Le solde de ce surcoût sera par conséquent pris en charge par le budget général.


* 24 Une réorganisation profonde a eu lieu au sein des ministères des affaires sociales, qui a entraîné la disparition de la Dagemo, au profit d'un secrétariat général commun au ministère du travail, de l'emploi, de la formation professionnelle et du dialogue social, au ministère des affaires sociales et de la santé et au ministère des sports, de la jeunesse, de l'éducation populaire et de la vie associative. Ce secrétariat général comprend quatre directions : la Direction des ressources humaines (DRH), la Direction des finances, des achats et des services (DFAS), la Direction des systèmes d'information (DSI) et la Direction des affaires juridiques (DAJ).

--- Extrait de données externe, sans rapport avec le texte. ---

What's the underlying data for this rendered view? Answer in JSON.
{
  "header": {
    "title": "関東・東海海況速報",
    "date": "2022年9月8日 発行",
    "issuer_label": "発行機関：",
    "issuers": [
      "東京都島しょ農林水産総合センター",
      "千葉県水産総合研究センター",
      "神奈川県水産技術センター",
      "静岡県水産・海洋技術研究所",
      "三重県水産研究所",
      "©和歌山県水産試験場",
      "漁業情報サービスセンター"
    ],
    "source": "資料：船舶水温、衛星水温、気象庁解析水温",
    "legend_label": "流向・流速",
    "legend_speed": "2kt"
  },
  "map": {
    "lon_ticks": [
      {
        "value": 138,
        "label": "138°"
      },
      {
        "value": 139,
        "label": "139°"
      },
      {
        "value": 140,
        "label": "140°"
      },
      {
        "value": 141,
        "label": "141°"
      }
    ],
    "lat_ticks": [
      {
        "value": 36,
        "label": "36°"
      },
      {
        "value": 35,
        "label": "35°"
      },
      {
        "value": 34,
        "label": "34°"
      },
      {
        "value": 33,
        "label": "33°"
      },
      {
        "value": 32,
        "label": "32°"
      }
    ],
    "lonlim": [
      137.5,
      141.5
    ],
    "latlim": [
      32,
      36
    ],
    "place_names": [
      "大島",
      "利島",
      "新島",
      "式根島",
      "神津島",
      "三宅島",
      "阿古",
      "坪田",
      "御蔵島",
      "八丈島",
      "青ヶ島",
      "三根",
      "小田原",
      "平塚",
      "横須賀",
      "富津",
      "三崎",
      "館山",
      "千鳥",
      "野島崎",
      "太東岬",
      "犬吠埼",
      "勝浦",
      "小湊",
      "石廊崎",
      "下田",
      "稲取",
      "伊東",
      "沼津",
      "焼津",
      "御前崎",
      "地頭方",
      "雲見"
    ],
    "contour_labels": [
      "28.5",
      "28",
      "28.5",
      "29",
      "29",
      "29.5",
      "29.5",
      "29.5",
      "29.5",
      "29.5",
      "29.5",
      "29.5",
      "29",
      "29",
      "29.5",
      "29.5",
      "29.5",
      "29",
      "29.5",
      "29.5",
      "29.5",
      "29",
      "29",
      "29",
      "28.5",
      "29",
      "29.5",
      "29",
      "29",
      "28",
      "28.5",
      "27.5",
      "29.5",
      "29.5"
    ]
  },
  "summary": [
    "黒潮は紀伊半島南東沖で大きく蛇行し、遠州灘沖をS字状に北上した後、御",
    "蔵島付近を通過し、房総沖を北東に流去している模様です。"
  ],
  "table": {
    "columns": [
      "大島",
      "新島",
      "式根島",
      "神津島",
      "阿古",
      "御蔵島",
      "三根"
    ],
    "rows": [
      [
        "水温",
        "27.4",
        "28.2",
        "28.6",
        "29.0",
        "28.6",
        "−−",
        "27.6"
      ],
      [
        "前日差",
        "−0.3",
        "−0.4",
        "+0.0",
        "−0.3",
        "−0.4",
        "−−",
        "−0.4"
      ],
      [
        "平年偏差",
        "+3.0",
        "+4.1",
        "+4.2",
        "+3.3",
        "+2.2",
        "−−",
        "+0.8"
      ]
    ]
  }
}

* 25 Cette action ne bénéficie que de fonds de concours, qui s'élèveront en 2015 à 9 millions d'euros, contre 12 millions en 2014.

* 26 Ces chiffres concernent les équivalents temps plein (ETP).

* 27 Ce programme avait pour but de mieux anticiper les mutations locales et d'accompagner le développement local pour répondre à ces mutations. Un appel à projet permanent est ouvert jusqu'à 2018 afin de cofinancer une vingtaine de projets innovants, exemplaires et aisément transposables. Ces fonds sont confiés à la Caisse des dépôts et consignations, avec laquelle l'Etat a passé une convention spécifique.